Cuando levantaron la trampa, el alfiler me seguía picando. ¿Qué podía yo hacer más que acurrucarme ante las rodillas temblorosas de María y contemplar las hormigas, cuyo camino iba desde las patatas, cruzando en diagonal la bodega, hasta un saco de azúcar? Rusos completamente normales, ligeramente mezclados, pude apreciar así que, en número de seis, aparecieron en lo alto de la escalera mirándonos por encima de sus pistolas ametralladoras. En medio de aquel griterío resultaba tranquilizador que las hormigas no se dejaran impresionar por la aparición del ejército ruso. Ellas sólo pensaban en las patatas y en el azúcar, en tanto que los de las pistolas ametralladoras ponían por delante otras conquistas. Me pareció normal que los adultos levantaran las manos. Así lo habíamos visto en las actualidades, y así había sido también, exactamente, cuando la defensa del Correo polaco. Pero que el pequeño Kurt se pusiera a remedar a los adultos, me resultó incomprensible. Él hubiera debido seguir mi ejemplo, el ejemplo de su padre; o, si no el de su padre, el de las hormigas. Comoquiera que tres de los uniformes cuadrados se entusiasmaron rápidamente a la vista de la viuda Greff, se produjo cierto movimiento. La Greff, que después de una viudez y un ayuno tan prolongados jamás hubiera podido esperar un acoso de tal envergadura, gritó al principio por la pura sorpresa, pero no tardó en acomodarse a aquella situación que ya casi había olvidado.

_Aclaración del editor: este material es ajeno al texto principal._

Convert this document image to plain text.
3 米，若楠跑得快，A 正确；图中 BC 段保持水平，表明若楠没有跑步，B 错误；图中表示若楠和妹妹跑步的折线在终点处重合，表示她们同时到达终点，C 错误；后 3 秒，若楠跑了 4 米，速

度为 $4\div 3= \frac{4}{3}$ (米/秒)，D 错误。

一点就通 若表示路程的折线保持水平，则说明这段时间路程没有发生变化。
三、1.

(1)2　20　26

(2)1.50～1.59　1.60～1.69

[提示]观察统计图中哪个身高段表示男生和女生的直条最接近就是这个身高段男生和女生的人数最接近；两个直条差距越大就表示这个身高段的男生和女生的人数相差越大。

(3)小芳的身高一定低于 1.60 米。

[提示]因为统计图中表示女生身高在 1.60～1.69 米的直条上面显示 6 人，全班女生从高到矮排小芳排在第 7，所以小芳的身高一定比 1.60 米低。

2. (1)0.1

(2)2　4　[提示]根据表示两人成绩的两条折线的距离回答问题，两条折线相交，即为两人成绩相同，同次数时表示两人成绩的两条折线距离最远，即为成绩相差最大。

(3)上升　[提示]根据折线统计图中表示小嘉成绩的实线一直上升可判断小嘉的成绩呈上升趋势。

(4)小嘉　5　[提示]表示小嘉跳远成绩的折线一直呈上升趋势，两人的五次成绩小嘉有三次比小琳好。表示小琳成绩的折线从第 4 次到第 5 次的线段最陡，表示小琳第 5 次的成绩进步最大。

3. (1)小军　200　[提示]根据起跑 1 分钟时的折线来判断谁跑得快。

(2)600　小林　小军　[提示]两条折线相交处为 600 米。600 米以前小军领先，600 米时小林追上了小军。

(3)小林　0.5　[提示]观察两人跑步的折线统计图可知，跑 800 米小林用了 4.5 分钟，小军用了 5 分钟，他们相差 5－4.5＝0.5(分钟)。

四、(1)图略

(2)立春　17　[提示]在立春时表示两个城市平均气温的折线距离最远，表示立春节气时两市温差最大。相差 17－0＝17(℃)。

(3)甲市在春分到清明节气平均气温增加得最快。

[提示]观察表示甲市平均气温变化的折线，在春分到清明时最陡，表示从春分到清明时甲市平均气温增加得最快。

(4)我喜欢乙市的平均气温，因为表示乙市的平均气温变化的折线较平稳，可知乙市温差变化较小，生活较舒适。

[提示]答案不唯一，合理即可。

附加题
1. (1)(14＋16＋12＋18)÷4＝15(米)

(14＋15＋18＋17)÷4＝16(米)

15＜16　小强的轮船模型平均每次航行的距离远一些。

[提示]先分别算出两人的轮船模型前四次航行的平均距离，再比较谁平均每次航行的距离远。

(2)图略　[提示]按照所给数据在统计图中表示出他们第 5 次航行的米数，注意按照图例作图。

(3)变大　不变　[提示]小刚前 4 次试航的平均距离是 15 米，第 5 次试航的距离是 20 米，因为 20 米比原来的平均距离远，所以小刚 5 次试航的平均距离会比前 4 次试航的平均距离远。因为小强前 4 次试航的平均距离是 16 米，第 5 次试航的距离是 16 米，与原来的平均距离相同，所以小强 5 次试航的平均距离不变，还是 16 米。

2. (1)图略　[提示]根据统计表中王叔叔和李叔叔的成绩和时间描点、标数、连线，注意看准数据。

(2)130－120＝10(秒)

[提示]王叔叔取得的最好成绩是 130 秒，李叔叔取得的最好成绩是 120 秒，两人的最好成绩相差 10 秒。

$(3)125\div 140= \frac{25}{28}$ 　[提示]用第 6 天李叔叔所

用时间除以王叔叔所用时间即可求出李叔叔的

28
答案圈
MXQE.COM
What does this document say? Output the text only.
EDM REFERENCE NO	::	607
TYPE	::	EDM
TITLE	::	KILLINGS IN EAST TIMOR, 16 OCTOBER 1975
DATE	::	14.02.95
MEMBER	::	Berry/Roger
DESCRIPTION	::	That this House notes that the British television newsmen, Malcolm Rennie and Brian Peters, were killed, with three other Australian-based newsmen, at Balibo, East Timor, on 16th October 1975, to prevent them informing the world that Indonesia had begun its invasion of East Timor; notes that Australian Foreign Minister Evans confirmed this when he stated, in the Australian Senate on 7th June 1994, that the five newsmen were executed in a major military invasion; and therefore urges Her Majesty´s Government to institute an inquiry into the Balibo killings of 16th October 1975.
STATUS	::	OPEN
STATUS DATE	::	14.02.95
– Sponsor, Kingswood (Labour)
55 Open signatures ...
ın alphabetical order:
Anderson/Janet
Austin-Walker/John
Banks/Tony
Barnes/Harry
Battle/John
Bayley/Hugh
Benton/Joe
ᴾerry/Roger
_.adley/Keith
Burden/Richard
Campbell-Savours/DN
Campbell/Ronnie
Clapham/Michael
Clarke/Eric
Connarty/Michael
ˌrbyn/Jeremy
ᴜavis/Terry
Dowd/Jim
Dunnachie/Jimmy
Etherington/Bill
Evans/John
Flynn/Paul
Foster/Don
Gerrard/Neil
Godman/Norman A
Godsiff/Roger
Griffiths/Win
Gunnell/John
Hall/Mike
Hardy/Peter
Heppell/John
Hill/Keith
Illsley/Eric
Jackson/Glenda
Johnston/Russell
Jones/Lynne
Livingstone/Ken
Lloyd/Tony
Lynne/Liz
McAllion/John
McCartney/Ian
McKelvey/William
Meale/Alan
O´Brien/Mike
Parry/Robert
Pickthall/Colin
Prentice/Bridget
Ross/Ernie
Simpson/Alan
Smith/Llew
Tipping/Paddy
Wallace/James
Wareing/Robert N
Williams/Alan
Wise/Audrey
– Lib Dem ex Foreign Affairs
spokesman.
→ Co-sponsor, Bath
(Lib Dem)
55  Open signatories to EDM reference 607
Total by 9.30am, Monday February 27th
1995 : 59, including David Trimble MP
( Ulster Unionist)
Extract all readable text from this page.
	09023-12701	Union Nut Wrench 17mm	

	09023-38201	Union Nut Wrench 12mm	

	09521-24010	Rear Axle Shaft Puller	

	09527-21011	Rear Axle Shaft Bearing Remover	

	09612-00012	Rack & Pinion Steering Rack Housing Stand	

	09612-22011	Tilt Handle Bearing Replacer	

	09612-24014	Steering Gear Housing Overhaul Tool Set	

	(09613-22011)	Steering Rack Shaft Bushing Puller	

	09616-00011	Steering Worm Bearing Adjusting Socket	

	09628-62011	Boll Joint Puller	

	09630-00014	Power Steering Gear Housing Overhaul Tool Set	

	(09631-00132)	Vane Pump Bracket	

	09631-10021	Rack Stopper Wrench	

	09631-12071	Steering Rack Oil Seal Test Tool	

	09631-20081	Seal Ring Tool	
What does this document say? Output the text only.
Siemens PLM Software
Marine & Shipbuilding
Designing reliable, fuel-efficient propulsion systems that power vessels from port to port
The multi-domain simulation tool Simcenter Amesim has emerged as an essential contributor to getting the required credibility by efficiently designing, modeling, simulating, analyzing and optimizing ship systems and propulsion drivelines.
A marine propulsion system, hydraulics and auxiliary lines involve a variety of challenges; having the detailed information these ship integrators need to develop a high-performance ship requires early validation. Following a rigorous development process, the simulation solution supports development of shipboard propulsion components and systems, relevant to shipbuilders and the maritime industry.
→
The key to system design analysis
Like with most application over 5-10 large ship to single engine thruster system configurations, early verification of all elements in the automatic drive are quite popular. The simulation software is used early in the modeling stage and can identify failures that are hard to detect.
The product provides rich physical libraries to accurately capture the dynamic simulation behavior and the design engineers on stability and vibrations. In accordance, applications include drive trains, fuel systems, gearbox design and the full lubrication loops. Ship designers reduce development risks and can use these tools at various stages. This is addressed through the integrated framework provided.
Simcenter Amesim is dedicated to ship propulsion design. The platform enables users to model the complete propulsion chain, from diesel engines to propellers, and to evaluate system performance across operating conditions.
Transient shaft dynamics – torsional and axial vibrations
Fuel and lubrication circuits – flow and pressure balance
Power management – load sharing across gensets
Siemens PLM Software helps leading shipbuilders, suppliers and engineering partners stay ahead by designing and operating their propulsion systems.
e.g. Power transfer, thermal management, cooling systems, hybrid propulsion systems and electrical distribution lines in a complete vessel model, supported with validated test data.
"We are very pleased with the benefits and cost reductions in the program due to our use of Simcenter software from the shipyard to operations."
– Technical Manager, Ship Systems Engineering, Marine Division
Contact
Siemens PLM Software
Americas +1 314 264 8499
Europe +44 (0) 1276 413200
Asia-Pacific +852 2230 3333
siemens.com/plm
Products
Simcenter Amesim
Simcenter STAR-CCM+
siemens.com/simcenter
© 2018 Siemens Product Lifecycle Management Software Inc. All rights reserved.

Había yo leído ya en Rasputín que los rusos aman a los niños. Hube de comprobarlo en nuestra bodega. María temblaba sin motivo y no acertaba a comprender por qué los cuatro que no se habían metido con la Greff dejaban al pequeño Kurt sentado en su regazo, en vez de ocuparlo ellos mismos uno después de otro, y lo acariciaban, le decían dadadá y también a ella le acariciaban las mejillas.

Unos brazos nos levantaron en vilo a mí y a mi tambor, lo que me impidió seguir observando a las hormigas y medir los acontecimientos a través de su laboriosidad. El tambor me colgaba sobre la barriga, y aquel hombretón de poros dilatados se puso a tamborilear con sus dedazos, y ni siquiera mal para un adulto, algunos compases a cuyo son se habría podido bailar. De buena gana hubiera correspondido Óscar y habría ejecutado sobre la hojalata algunas de sus piezas más brillantes, pero no podía, porque la insignia del Partido de Matzerath seguía picándole en la palma de la mano izquierda.

El ambiente se hizo casi apacible y familiar en nuestra bodega. La Greff, cada vez más silenciosa, soportaba alternativamente a tres de aquellos tipos, y cuando uno de ellos se dio por satisfecho, el que me tenía en brazos y tocaba el tambor con tanta pericia me pasó a otro, probablemente un calmuco, que sudaba y tenía los ojos ligeramente oblicuos. Mientras me levantaba con la izquierda, abrochábase los pantalones con la derecha y no parecía objetar en absoluto que su predecesor, mi tamborero, hiciera lo contrario. Para Matzerath, en cambio, la situación no ofrecía variedad alguna. Seguía plantado delante del anaquel en donde estaban las latas de ensalada de Leipzig, con las manos en alto y mostrando todas las líneas de las mismas; pero nadie quería leérselas. Resultaba sorprendente, por el contrario, la capacidad de adaptación de las mujeres. María aprendía las primeras palabras en ruso, ya no le temblaban las rodillas, y hasta se reía; hubiera estado en condiciones de tocar su armónica, de haber tenido a mano su tambor de boca.